Newcomers needn’t feel worried – the film opens with a comprehensive extended highlights reel of the previous instalment, which saw Zoey (Taylor Russell) and Ben (Logan Miller) survive a series of death-infused escape rooms set up by shadowy cabal Minos, where the super-rich bet on players and watch the action as sport. If that sounds more than a little Hunger Games, the comparisons continue into Tournament Of Champions, which pitches the pair back into the game, this time with the same ‘All Stars’ set-up as The Hunger Games: Catching Fire. Hoping to capture video proof of Minos’ twisted games and expose them to the world, the duo are soon forced to fight for their lives again alongside a spirited but thinly drawn selection of other previous survivors: travel blogger Brianna (Pose’s Indya Moore), nerve-damaged Rachel (Holland Roden), fallen priest Nathan (Thomas Cocquerel), and tough guy Theo (Carlito Olivero).

There’s no getting over how supremely silly it all is.

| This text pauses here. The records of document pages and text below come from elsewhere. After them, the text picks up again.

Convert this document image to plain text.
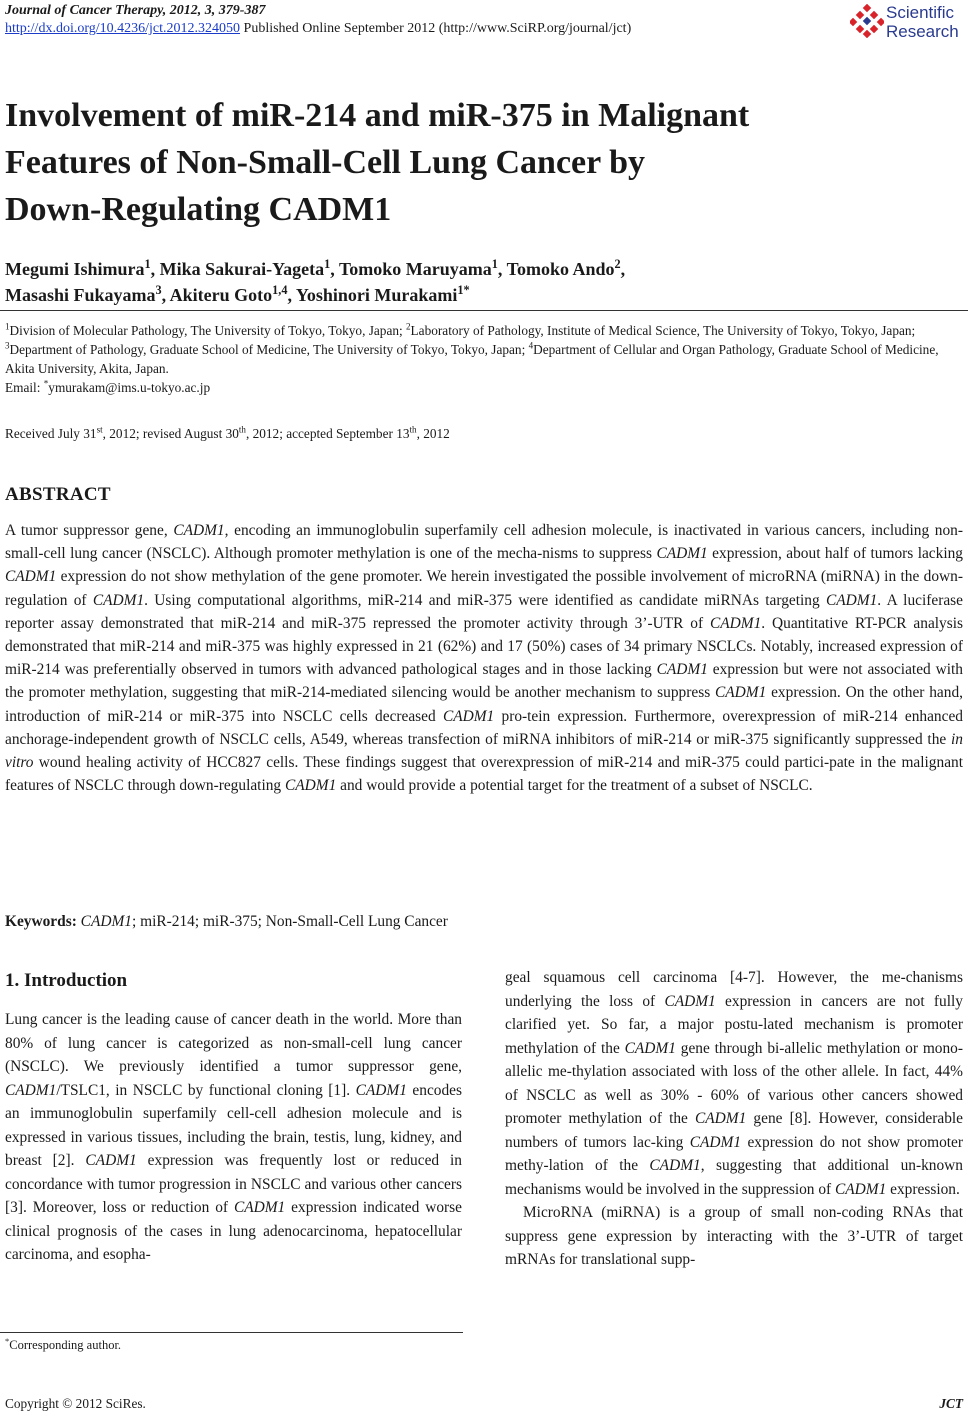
Journal of Cancer Therapy, 2012, 3, 379-387
http://dx.doi.org/10.4236/jct.2012.324050 Published Online September 2012 (http://www.SciRP.org/journal/jct)
Scientific
Research
Involvement of miR-214 and miR-375 in Malignant
Features of Non-Small-Cell Lung Cancer by
Down-Regulating CADM1
Megumi Ishimura$^1$, Mika Sakurai-Yageta$^1$, Tomoko Maruyama$^1$, Tomoko Ando$^2$,
Masashi Fukayama$^3$, Akiteru Goto$^{1,4}$, Yoshinori Murakami$^{1*}$
$^1$Division of Molecular Pathology, The University of Tokyo, Tokyo, Japan; $^2$Laboratory of Pathology, Institute of Medical Science, The University of Tokyo, Tokyo, Japan; $^3$Department of Pathology, Graduate School of Medicine, The University of Tokyo, Tokyo, Japan; $^4$Department of Cellular and Organ Pathology, Graduate School of Medicine, Akita University, Akita, Japan.
Email: *ymurakam@ims.u-tokyo.ac.jp
Received July 31st, 2012; revised August 30th, 2012; accepted September 13th, 2012
ABSTRACT
A tumor suppressor gene, CADM1, encoding an immunoglobulin superfamily cell adhesion molecule, is inactivated in various cancers, including non-small-cell lung cancer (NSCLC). Although promoter methylation is one of the mecha-nisms to suppress CADM1 expression, about half of tumors lacking CADM1 expression do not show methylation of the gene promoter. We herein investigated the possible involvement of microRNA (miRNA) in the down-regulation of CADM1. Using computational algorithms, miR-214 and miR-375 were identified as candidate miRNAs targeting CADM1. A luciferase reporter assay demonstrated that miR-214 and miR-375 repressed the promoter activity through 3’-UTR of CADM1. Quantitative RT-PCR analysis demonstrated that miR-214 and miR-375 was highly expressed in 21 (62%) and 17 (50%) cases of 34 primary NSCLCs. Notably, increased expression of miR-214 was preferentially observed in tumors with advanced pathological stages and in those lacking CADM1 expression but were not associated with the promoter methylation, suggesting that miR-214-mediated silencing would be another mechanism to suppress CADM1 expression. On the other hand, introduction of miR-214 or miR-375 into NSCLC cells decreased CADM1 pro-tein expression. Furthermore, overexpression of miR-214 enhanced anchorage-independent growth of NSCLC cells, A549, whereas transfection of miRNA inhibitors of miR-214 or miR-375 significantly suppressed the in vitro wound healing activity of HCC827 cells. These findings suggest that overexpression of miR-214 and miR-375 could partici-pate in the malignant features of NSCLC through down-regulating CADM1 and would provide a potential target for the treatment of a subset of NSCLC.
Keywords: CADM1; miR-214; miR-375; Non-Small-Cell Lung Cancer
1. Introduction
Lung cancer is the leading cause of cancer death in the world. More than 80% of lung cancer is categorized as non-small-cell lung cancer (NSCLC). We previously identified a tumor suppressor gene, CADM1/TSLC1, in NSCLC by functional cloning [1]. CADM1 encodes an immunoglobulin superfamily cell-cell adhesion molecule and is expressed in various tissues, including the brain, testis, lung, kidney, and breast [2]. CADM1 expression was frequently lost or reduced in concordance with tumor progression in NSCLC and various other cancers [3]. Moreover, loss or reduction of CADM1 expression indicated worse clinical prognosis of the cases in lung adenocarcinoma, hepatocellular carcinoma, and esopha-
geal squamous cell carcinoma [4-7]. However, the me-chanisms underlying the loss of CADM1 expression in cancers are not fully clarified yet. So far, a major postu-lated mechanism is promoter methylation of the CADM1 gene through bi-allelic methylation or mono-allelic me-thylation associated with loss of the other allele. In fact, 44% of NSCLC as well as 30% - 60% of various other cancers showed promoter methylation of the CADM1 gene [8]. However, considerable numbers of tumors lac-king CADM1 expression do not show promoter methy-lation of the CADM1, suggesting that additional un-known mechanisms would be involved in the suppression of CADM1 expression.
MicroRNA (miRNA) is a group of small non-coding RNAs that suppress gene expression by interacting with the 3’-UTR of target mRNAs for translational supp-
*Corresponding author.
Copyright © 2012 SciRes.	JCT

It’s a pulpy set-up, and returning director Adam Robitel provides moments of visual flair (an early walls-closing-in dream sequence plays out in a claustrophobic oner). But there’s no getting over how supremely silly it all is, the characters making daffy leaps of logic to figure out the labyrinthine clues and beat the ticking clock on each game. The death-chambers themselves — from an electrified subway car to a sprawling beach of sinking sand – are at once ludicrously lavish and unsatisfyingly simple. A set-piece in a laser-strewn bank (step on the wrong floor tile and you’re toast!) can’t help but feel like a murder-fied episode of The Crystal Maze. (Some added gags from Richard Ayoade wouldn’t make it any more laughable.)

The thinness is felt too in its bloodless PG-13 execution, and a lacklustre script full of ropey dialogue (“So what is this, like a tournament of champions?” asks one character in the worst say-the-title-in-the-movie line since that Will Smith Suicide Squad moment). The majority of the runtime consists of panicked screeching as time runs out, all serving to prove that watching people solve clues and argue isn’t as fun as solving clues and arguing yourself — in trying to capture the escape room experience, Tournament Of Champions has all the yelling and little of the satisfaction. Not that it matters — the whole things wraps up with a cynical non-ending that tees up a third chapter which looks like it’ll once again follow the Hunger Games playbook into Mockingjay territory. How about ‘Escape Room: The Floor Really Is Lava’?

Slickly produced but seriously stupid, Tournament Of Champions won’t exactly have you running for the exits — but your brain cells might not escape the room intact.